Gel manicures – my thoughts

I don’t normally “do” my fingernails. It takes ages to do it properly, and, realistically, hours before they dry hard enough to do anything normal and practical, (like removing car keys from one’s handbag or putting out the rubbish) without smudging. I can’t bear smudged, chipped nail polish and would rather do without, à la Parisienne. A good manicure does look pretty, however, so I have succumbed on occasion, only to have my carefully-grown nails break one by dismal one in the next couple of days.

So I have investigated gel manicures once or twice. They dry instantly and purport to stay put for between two and four weeks, depending on their publicity, so they are great for holidays and festivities. I have, however, always had a problem with the damage they cause to my nails, which has in the past lasted months. I had a lovely red Jessica Geleration manicure over Christmas, which lasted around two weeks but then started peeling and my nails were horribly fragile for a couple of months later. So I’ve been reluctant to spend this money to ruin my nails.

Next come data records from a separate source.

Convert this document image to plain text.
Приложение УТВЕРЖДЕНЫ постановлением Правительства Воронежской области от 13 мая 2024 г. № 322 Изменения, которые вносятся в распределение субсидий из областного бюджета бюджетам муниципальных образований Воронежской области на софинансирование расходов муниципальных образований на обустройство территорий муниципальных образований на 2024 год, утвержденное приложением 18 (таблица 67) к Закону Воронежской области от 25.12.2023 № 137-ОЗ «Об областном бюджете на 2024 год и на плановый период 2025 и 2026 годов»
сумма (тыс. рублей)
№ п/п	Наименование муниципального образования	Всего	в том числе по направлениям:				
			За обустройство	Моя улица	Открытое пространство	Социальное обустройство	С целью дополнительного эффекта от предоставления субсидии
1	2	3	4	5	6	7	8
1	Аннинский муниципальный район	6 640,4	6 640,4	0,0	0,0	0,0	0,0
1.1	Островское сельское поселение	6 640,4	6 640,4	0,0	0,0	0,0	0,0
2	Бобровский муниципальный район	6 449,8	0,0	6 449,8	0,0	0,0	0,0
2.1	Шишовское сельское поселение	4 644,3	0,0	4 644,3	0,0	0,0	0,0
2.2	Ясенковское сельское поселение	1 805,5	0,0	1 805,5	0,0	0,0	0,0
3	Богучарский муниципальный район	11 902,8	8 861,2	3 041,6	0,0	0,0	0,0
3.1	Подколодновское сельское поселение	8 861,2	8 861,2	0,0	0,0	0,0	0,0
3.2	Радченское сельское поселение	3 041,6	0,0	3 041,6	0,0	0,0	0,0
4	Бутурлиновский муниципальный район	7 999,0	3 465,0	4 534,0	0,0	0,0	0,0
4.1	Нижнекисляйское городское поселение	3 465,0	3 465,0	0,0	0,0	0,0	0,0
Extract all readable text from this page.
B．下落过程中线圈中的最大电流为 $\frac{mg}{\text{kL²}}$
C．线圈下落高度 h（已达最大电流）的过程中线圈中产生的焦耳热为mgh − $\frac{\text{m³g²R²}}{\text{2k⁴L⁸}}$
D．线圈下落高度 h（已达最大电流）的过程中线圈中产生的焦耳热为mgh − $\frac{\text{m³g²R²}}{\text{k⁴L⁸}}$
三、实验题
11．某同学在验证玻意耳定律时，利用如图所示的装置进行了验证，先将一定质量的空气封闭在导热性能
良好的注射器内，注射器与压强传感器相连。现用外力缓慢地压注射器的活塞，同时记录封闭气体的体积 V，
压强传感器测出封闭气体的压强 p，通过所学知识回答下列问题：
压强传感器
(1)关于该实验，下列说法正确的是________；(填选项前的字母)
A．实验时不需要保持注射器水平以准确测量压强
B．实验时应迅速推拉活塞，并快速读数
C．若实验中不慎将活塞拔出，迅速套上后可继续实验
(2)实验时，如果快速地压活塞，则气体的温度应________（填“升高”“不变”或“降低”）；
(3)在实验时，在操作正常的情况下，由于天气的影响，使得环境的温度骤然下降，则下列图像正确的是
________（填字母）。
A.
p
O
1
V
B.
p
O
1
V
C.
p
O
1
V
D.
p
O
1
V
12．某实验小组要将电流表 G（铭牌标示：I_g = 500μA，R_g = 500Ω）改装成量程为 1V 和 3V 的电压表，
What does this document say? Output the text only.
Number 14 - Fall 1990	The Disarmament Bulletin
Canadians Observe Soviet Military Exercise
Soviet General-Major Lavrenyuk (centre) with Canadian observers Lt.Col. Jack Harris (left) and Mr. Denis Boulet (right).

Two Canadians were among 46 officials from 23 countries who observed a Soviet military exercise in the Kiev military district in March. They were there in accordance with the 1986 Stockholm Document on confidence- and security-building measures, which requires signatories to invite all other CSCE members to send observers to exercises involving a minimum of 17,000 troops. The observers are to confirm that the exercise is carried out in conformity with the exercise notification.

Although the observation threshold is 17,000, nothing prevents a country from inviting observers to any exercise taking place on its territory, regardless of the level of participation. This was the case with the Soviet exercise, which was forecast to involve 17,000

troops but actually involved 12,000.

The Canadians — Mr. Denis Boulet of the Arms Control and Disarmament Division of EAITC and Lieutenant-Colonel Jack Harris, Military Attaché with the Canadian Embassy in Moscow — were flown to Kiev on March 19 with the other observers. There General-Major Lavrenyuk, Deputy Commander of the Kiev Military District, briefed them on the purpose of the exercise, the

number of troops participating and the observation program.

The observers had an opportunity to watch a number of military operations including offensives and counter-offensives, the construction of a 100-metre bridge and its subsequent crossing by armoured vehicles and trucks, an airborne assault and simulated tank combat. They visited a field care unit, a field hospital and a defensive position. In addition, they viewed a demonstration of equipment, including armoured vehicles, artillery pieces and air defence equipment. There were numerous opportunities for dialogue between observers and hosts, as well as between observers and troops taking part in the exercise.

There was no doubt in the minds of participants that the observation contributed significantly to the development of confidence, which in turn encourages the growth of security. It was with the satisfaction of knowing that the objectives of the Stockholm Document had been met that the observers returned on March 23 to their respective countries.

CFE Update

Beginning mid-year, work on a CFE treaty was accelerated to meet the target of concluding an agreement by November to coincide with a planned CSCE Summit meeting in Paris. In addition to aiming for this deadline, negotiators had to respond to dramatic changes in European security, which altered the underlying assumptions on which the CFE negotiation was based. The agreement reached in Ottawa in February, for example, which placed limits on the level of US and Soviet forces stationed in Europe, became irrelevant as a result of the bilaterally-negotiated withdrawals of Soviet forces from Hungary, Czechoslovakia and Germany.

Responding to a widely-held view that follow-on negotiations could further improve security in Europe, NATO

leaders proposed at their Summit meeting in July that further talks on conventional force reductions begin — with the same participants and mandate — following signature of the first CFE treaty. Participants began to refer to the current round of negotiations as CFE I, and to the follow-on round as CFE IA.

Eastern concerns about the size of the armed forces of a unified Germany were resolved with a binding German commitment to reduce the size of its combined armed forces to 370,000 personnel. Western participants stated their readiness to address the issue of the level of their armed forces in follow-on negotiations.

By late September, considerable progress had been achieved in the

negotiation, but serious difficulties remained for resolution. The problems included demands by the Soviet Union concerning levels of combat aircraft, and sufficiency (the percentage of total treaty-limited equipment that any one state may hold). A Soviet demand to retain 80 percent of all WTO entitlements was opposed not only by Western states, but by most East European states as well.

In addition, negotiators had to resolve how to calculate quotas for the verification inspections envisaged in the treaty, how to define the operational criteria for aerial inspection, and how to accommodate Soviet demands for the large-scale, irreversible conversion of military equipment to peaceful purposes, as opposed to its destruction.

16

I was attempting to grow my nails for an ordinary manicure before my recent visit to Rome but, as usual, they grew to a nice length then broke. Nonetheless, Zoran the manicurist at Equus is terribly persuasive and comes highly recommended. He applied a natural Artistic Gel to make them look nice for Rome with a view to giving them a strengthening calcium treatment when the gel is removed. This is a picture of them today, nine days after Zoran applied them:

So far, only one nail has started to break, and was fine when I filed it, so the gel seems to have given my nails a chance to grow. I am just waiting for the gel to start to peel at the ends, as Zoran warned me it would, because of the sloping shape of my fingernails. Or perhaps it will start to peel at the cuticle end as the nails grow. Then I’ll be straight on the phone to have them soaked off to prevent any damage.

I think buffing with an Emery board to key the surface of the nail before application of the gel causes this damage (Zoran did not buff them at all) but what is worse, in my view, is the irresistible desire to help the lacquer off the nails when it starts to peel. When you peel the gel off, it must take at least the top layer of fingernail with it, so I’d say that it’s essential to make an appointment to have the gel professionally soaked off at the salon AS SOON AS it starts to chip.

The success and longevity of a gel manicure also depends on the attention to detail of the manicurist applying it. Even a small fissure at this stage will let in air, water and bacteria and lead to weakness and harmful peeling. Although some manicurists emphasise the need to wear rubber gloves when washing up to protect the nails, we don’t wear gloves in the shower or for cooking, so I doubt that this is a practical proposition. Anyway, I wore gloves assiduously at Christmas and the nails still started to peel, so I haven’t bothered this time. Zoran also explained to me that constant use of gel nails, tempting as it is to look permanently glossy, deprives fingernails of oxygen and can lock in harmful bacteria. If you think about toenails, they do start to look yellow if they are constantly imprisoned under a layer of even standard nail polish, which is why I always let mine rest for a week (usually longer) before redoing them.

Anyway, I’m happy with my gel manicure so far and will keep you posted about how long it lasts.

Equus charged £50 for a gel manicure and there is also a fee for a soak-off appointment, which does take an hour or so, in my experience, so I’m hoping that my manicure will last until the end of half-term.